The Klipschorn's large (51” H (129 cm) x 31” W (79 cm) x 28” D (72 cm)) enclosure houses a three-way design: separate drivers—the woofer, the squawker, and the tweeter, respectively—handle the bass, midrange, and treble portions of the sound signal.
Two rectangular horn lenses coupled to compression drivers handle the midrange and treble, while a 15” cone woofer is mounted in a folded bass bin compartment below. The folds open at the rear of the horn cabinet structure, utilizing the room walls and floor as continuations of horn structure, thereby increasing the effective length and size of the horn, thus lowering its cut-off frequency and, likewise, its lowest usable tone.

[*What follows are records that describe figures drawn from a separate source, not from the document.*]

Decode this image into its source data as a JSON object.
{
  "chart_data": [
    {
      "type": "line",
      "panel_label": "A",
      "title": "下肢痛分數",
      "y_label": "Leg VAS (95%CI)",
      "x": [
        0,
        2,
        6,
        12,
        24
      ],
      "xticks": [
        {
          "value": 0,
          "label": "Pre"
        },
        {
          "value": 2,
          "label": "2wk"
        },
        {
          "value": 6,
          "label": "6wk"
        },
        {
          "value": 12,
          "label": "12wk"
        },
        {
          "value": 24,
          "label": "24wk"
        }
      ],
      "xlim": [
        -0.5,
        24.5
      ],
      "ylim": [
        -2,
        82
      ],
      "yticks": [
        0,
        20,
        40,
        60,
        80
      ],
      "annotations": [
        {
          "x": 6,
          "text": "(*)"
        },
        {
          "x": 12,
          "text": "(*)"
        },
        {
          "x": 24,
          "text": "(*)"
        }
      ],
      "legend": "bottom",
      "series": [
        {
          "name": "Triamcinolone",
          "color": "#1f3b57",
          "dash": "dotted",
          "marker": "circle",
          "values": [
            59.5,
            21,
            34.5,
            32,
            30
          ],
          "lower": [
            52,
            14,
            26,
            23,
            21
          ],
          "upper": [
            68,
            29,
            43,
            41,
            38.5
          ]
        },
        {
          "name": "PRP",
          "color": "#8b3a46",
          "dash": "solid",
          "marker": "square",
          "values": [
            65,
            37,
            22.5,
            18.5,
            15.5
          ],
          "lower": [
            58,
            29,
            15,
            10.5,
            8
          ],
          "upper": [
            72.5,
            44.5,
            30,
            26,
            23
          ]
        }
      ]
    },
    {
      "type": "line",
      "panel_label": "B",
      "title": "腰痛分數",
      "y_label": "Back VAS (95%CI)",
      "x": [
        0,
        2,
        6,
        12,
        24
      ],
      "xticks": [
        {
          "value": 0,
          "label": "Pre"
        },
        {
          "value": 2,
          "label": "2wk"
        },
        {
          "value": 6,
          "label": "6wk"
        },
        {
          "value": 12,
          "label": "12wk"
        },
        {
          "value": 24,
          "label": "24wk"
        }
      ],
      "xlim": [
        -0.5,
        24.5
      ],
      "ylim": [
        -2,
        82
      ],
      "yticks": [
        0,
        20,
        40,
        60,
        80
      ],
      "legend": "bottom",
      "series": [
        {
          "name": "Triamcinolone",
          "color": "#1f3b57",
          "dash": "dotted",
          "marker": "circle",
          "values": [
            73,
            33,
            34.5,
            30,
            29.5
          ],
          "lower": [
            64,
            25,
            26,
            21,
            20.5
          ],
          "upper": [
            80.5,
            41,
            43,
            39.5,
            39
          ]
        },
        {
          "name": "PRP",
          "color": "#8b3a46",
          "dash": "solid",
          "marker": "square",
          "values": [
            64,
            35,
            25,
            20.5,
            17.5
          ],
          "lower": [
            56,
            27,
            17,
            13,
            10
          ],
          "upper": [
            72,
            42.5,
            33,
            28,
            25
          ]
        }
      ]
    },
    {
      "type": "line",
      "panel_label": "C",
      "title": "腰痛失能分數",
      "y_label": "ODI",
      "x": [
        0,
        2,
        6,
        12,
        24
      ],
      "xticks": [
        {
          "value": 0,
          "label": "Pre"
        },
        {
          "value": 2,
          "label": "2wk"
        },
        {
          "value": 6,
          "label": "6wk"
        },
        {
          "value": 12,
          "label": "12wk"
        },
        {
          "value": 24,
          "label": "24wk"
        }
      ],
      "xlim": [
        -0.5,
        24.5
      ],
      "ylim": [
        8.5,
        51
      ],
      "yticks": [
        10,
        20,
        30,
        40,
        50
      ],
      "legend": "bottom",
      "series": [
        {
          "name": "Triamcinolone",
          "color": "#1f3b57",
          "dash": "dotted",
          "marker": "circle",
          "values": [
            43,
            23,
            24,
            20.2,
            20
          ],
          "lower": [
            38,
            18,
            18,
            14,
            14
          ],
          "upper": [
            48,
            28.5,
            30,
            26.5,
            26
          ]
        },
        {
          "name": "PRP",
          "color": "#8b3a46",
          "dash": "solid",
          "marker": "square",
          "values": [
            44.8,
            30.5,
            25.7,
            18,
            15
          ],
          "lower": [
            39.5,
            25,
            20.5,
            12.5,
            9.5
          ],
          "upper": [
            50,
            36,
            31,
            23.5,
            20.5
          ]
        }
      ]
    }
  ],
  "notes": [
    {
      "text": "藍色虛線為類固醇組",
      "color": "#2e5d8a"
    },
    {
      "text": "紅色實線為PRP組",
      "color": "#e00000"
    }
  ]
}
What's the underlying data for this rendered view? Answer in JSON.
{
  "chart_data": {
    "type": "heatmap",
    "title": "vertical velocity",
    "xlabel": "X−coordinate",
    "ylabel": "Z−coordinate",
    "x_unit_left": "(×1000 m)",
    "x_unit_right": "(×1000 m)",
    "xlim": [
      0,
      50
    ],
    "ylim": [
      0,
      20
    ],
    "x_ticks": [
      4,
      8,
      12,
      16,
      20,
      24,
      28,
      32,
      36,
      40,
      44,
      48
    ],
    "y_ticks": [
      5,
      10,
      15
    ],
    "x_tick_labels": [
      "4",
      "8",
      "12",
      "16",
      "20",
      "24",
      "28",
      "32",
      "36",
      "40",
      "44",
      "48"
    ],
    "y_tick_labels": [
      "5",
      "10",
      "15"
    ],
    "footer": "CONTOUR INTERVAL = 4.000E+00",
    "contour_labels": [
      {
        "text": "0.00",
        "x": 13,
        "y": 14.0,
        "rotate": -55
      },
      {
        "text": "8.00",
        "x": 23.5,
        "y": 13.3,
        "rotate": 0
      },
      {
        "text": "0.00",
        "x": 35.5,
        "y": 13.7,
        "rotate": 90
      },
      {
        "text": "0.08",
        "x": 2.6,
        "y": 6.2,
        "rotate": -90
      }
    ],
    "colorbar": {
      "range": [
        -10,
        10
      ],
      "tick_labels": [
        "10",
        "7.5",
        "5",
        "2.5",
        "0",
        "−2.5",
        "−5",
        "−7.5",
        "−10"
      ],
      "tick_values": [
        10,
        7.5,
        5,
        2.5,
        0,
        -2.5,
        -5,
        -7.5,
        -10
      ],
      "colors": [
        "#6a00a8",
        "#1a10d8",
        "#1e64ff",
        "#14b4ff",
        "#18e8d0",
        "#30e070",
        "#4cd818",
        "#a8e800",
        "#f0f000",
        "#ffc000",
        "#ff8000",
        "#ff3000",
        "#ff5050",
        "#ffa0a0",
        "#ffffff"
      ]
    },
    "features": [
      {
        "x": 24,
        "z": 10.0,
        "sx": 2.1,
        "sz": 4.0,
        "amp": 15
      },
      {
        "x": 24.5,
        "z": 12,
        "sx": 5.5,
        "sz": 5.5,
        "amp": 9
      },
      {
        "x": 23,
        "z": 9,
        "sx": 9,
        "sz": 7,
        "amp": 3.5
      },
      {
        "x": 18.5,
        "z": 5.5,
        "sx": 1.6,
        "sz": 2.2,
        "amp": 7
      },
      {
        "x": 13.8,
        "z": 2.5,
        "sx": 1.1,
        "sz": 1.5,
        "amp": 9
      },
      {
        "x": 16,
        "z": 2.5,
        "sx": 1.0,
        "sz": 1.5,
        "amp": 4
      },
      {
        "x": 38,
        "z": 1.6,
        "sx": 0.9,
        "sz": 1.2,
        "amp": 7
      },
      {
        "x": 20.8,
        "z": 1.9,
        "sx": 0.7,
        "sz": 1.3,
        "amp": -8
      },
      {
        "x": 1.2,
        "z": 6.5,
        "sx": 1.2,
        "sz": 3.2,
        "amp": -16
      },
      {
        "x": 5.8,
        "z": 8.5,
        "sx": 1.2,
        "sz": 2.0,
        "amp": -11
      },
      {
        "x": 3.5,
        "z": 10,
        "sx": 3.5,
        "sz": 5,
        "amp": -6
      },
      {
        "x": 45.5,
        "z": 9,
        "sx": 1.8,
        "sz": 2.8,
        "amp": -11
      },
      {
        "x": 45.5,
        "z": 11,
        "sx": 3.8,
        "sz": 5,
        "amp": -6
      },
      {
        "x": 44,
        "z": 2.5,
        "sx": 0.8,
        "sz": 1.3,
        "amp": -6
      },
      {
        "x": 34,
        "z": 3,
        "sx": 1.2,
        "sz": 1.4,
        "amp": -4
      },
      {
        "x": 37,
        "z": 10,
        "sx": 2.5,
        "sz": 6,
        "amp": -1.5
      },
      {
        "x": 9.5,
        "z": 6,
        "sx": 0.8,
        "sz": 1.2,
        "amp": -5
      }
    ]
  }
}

The body of the speaker cabinet forms a horn. The “K-Horn” shape is like a baseball diamond: the pointy rear is open and exposed, the flat front covered with a wood panel and the top enclosed in cloth. The speaker sits in the corner of two adjoining walls, using the walls and floor boundaries as extensions of the horn. Technically speaking, the K-Horn's folded bass "corner horn" can be described as a bifurcated trihedral (floor and two walls to form the trihedral corner) exponential wave transmission line.
This design results in extremely high efficiency. One watt RMS produces a 105 decibel at 1 meter sound pressure level (SPL), which is approximately 14–20 decibels higher than conventional speakers. Such sensitivity requires less amplifier power to achieve the same loudness. (Paul Klipsch demonstrated that the Klipschorn could reproduce concert-level dynamics powered by as little as 1 watt per channel.) The K-Horn encourages the use of low-powered amplifiers. The growing popularity in the audiophile community of single-ended valve (vacuum tube) amplifiers has sparked renewed interest in the Klipschorn and other highly sensitive Klipsch models.
Utilizing the room walls and floor boundaries as extensions of the bass horn helps extend the speaker's frequency response down into the 35 Hz range, considerably lower than would be possible otherwise. Because of the folded horn, the woofer cone moves no more than a few millimeters.